The Fox channel had the rights to the Colts’ home game, but it could only broadcast one game because CBS had the doubleheader Sunday. Indiana’s NewsCenter chose the late-afternoon Chicago Bears game at Oakland over the Colts’ 27-19 loss that dropped them to 0-11.

“The buck stops with me,” Jerry Giesler, president and general manager of Indiana’s NewsCenter, said in a telephone interview. “We talked a lot about it internally. Of course, the year in, year out logical choice would be the Colts. Absolutely, no question. The reason we went with the Bears was to follow the compelling story, their (playoff) hopes alive, a new quarterback.”

The local Fox affiliate acted in accordance with the league’s TV contracts, NFL spokesman Dan Masonson said.

Masonson wrote in an email to The Journal Gazette that Fort Wayne is considered a “secondary market for the Colts,” meaning Fort Wayne TV affiliates are required to show only Indianapolis’ road games.

“When it comes to home games … it is a programming decision made by the local affiliate,” Masonson wrote.

Fort Wayne is considered a secondary market because its TV signals reach to within 75 miles of Indianapolis, according to Masonson. Fort Wayne isn’t considered a secondary market for any other NFL city, including Chicago, so Indiana’s NewsCenter could have decided to show any Fox game.
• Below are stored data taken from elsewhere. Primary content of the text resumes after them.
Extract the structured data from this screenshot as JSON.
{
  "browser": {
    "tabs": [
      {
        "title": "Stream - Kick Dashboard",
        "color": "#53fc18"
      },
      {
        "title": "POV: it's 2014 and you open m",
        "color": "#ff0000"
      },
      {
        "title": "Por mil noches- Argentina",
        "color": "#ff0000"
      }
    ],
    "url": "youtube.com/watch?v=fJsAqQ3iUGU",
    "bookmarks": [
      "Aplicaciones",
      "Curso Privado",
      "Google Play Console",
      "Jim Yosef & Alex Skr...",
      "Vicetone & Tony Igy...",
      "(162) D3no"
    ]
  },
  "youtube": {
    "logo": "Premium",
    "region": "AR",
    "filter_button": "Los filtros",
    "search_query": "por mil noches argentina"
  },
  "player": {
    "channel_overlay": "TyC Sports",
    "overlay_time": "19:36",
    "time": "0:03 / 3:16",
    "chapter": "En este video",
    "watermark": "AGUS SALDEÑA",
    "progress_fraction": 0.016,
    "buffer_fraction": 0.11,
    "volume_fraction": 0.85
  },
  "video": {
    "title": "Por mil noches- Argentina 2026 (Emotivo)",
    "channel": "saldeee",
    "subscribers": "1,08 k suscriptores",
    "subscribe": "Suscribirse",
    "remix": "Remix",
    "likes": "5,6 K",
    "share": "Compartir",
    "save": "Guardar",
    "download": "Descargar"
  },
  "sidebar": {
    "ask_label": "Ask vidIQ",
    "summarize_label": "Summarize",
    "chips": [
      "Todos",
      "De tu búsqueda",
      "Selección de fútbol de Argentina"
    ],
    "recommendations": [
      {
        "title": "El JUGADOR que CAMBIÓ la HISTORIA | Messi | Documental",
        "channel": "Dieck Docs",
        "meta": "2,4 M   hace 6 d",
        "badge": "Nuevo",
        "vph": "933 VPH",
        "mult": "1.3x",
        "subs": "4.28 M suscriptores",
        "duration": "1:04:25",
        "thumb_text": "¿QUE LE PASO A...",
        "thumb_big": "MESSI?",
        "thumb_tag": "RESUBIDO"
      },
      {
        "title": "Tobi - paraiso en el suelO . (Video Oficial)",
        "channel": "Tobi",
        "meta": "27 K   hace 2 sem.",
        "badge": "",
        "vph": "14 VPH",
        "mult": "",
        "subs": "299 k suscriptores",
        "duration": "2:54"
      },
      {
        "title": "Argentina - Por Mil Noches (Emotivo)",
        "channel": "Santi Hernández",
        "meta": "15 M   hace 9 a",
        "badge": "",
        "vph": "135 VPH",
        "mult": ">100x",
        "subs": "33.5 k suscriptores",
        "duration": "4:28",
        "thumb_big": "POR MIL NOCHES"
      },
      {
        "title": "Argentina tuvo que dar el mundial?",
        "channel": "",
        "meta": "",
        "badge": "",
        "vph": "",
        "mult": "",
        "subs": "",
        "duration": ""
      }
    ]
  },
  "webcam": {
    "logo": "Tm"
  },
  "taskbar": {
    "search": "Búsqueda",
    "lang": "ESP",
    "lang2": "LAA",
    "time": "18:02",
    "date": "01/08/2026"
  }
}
“We’re all Colts fans, at heart, at Indiana’s NewsCenter,” said Giesler, adding the station was flooded with calls Sunday.

“It would be crazy for me to try to say we got more in support of (our decision) than there were against us. But we’re broadcasters. Our signal heads west toward Chicago and there were a lot of people who loved what we did as well as a lot of people within the city limits who did too”

Giesler said there are weeks when the Bears aren’t on locally and those fans are irate.

“My apologies go to all the Colts fans who thought we let them down,” Giesler said. “But I think we also do our job of giving balance throughout the year of giving critical games.”

WANE, the CBS affiliate that carries AFC games locally, showed Cleveland at Cincinnati in the early game, then New England at Philadelphia.